Au final Miss Peregrine et les enfants particuliers n’est ni une réussite ni un échec, c’est un joli produit pour enfant, bénéficiant de juste assez d’âme pour sortir du carcan des films pour enfants et ados dont on est abreuvé plusieurs fois par an. Il bénéficie de fort beaux aspects techniques, d’une bonne interprétation, mais manque un peu de profondeur ou plutôt de la magie des œuvres passés de Tim Burton. Ce dernier se permet même un petit retour dans la ville de Blackpool où il tourna il y a quelques années son clip pour the killers. En parlant de musique cette dernière est aussi grandement heurté par l’absence du compositeur quasi attitré de Burton depuis ses débuts j’ai nommé le grand Danny Elfman. Ici la Bo est composé par le duo Michael Higham et Matthew Margeson et si c’est de bonne facture, ça ne possède absolument aucune magie.
Si bien entendu ce film annonce un net retour à la qualité de la part du réalisateur qui a passé ses 20 dernières années a s’autodétruire. Et on est endroit de penser que d’ici peu de temps le grand Burton de jadis fera son grand retour. Et un projet en particulier pourrait être l’élément thérapeutique favorable a ce retour en grâce, Beetlejuice 2 ont il ne cesse d’avancer la prochaine mise en chantier, malheureusement il passe aussi son temps a repousser, le projet, à l’annuler et à le remettre sur le tapis.

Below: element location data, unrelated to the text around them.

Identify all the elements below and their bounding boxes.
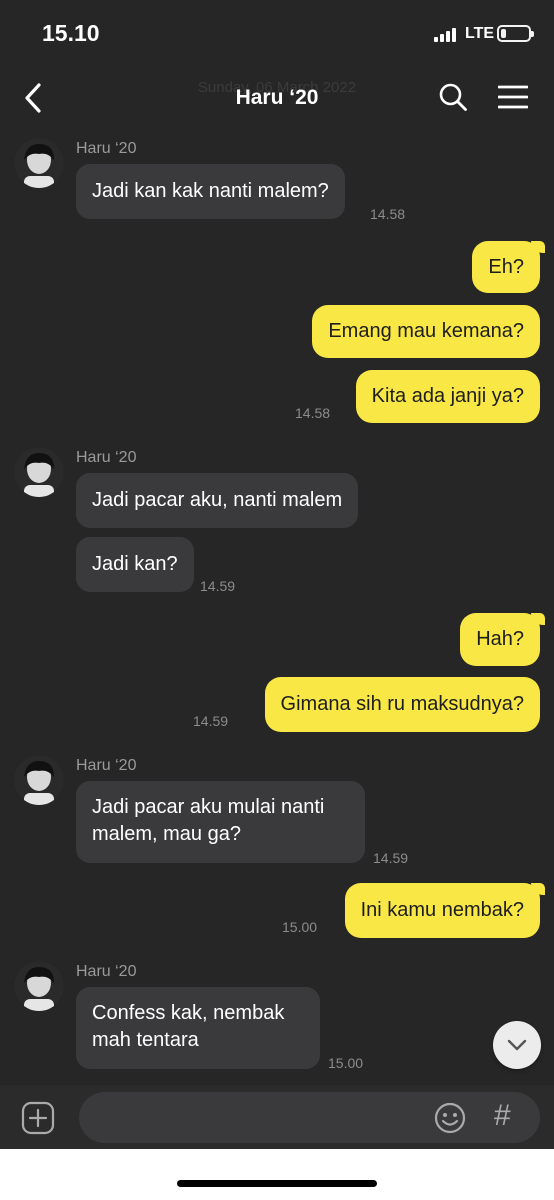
sender-name: Haru ‘20 bbox=[76, 757, 137, 774]
message-bubble-outgoing[interactable]: Emang mau kemana? bbox=[312, 305, 540, 358]
hash-icon[interactable]: # bbox=[494, 1099, 511, 1133]
sender-name: Haru ‘20 bbox=[76, 140, 137, 157]
chevron-down-icon bbox=[507, 1039, 527, 1051]
message-bubble-outgoing[interactable]: Hah? bbox=[460, 613, 545, 666]
message-time: 15.00 bbox=[328, 1055, 364, 1071]
message-bubble-outgoing[interactable]: Gimana sih ru maksudnya? bbox=[264, 677, 540, 732]
chat-header: Sunday, 06 March 2022 Haru ‘20 bbox=[0, 66, 554, 130]
message-time: 14.59 bbox=[200, 578, 236, 594]
message-time: 15.00 bbox=[282, 919, 318, 935]
message-bubble-incoming[interactable]: Jadi kan? bbox=[76, 537, 194, 592]
avatar[interactable] bbox=[14, 755, 64, 805]
sender-name: Haru ‘20 bbox=[76, 963, 137, 980]
message-list[interactable]: Haru ‘20 Jadi kan kak nanti malem? 14.58… bbox=[0, 130, 554, 1085]
message-composer: # bbox=[0, 1085, 554, 1149]
battery-icon bbox=[497, 25, 534, 42]
search-icon[interactable] bbox=[438, 82, 468, 112]
status-time: 15.10 bbox=[42, 20, 100, 46]
plus-icon[interactable] bbox=[21, 1101, 55, 1135]
avatar[interactable] bbox=[14, 447, 64, 497]
emoji-icon[interactable] bbox=[434, 1102, 466, 1134]
signal-icon bbox=[434, 27, 460, 42]
sender-name: Haru ‘20 bbox=[76, 449, 137, 466]
status-bar: 15.10 LTE bbox=[0, 0, 554, 66]
message-bubble-incoming[interactable]: Jadi pacar aku, nanti malem bbox=[76, 473, 359, 528]
message-bubble-incoming[interactable]: Confess kak, nembak mah tentara bbox=[76, 987, 320, 1069]
chat-title: Haru ‘20 bbox=[235, 86, 319, 109]
message-bubble-outgoing[interactable]: Eh? bbox=[472, 241, 545, 293]
message-time: 14.59 bbox=[373, 850, 409, 866]
network-type: LTE bbox=[465, 25, 495, 42]
message-time: 14.58 bbox=[370, 206, 406, 222]
message-bubble-outgoing[interactable]: Kita ada janji ya? bbox=[355, 370, 540, 423]
message-bubble-outgoing[interactable]: Ini kamu nembak? bbox=[344, 883, 546, 938]
home-indicator-area bbox=[0, 1149, 554, 1200]
message-time: 14.58 bbox=[295, 405, 331, 421]
avatar[interactable] bbox=[14, 961, 64, 1011]
scroll-to-bottom-button[interactable] bbox=[493, 1021, 541, 1069]
message-bubble-incoming[interactable]: Jadi kan kak nanti malem? bbox=[76, 164, 345, 219]
message-bubble-incoming[interactable]: Jadi pacar aku mulai nanti malem, mau ga… bbox=[76, 781, 365, 863]
avatar[interactable] bbox=[14, 138, 64, 188]
home-indicator[interactable] bbox=[177, 1180, 377, 1187]
message-input[interactable] bbox=[79, 1092, 540, 1143]
message-time: 14.59 bbox=[193, 713, 229, 729]
menu-icon[interactable] bbox=[498, 84, 528, 110]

Reculer pour mieux sauter ? Pourquoi pas ! Ce serait formidable que Burton retrouve l’équipe qui l’a littéralement mis sur les sentiers de la gloire. Michael Keaton serait encore parfait sous le blafard et vérolé maquillage du célèbre bio exorciste, et Winona Ryder sous les traits d’une Lydia Deetz quadragénaire serait merveilleuse. Et en plus Burton pourrait se faire plaisir en ajoutant son chouchou Johnny Depp en méchant frère de Beetlejuice par exemple. En tout cas moi je serai fou de voir ce retour aux sources. Cependant si Miss Peregrine et les enfants particuliers n’est pas un grand film, il mérite le déplacement car il est honnête, sympathique et joli, ce qui n’est pas donné à tout les gros films de majors ces derniers temps.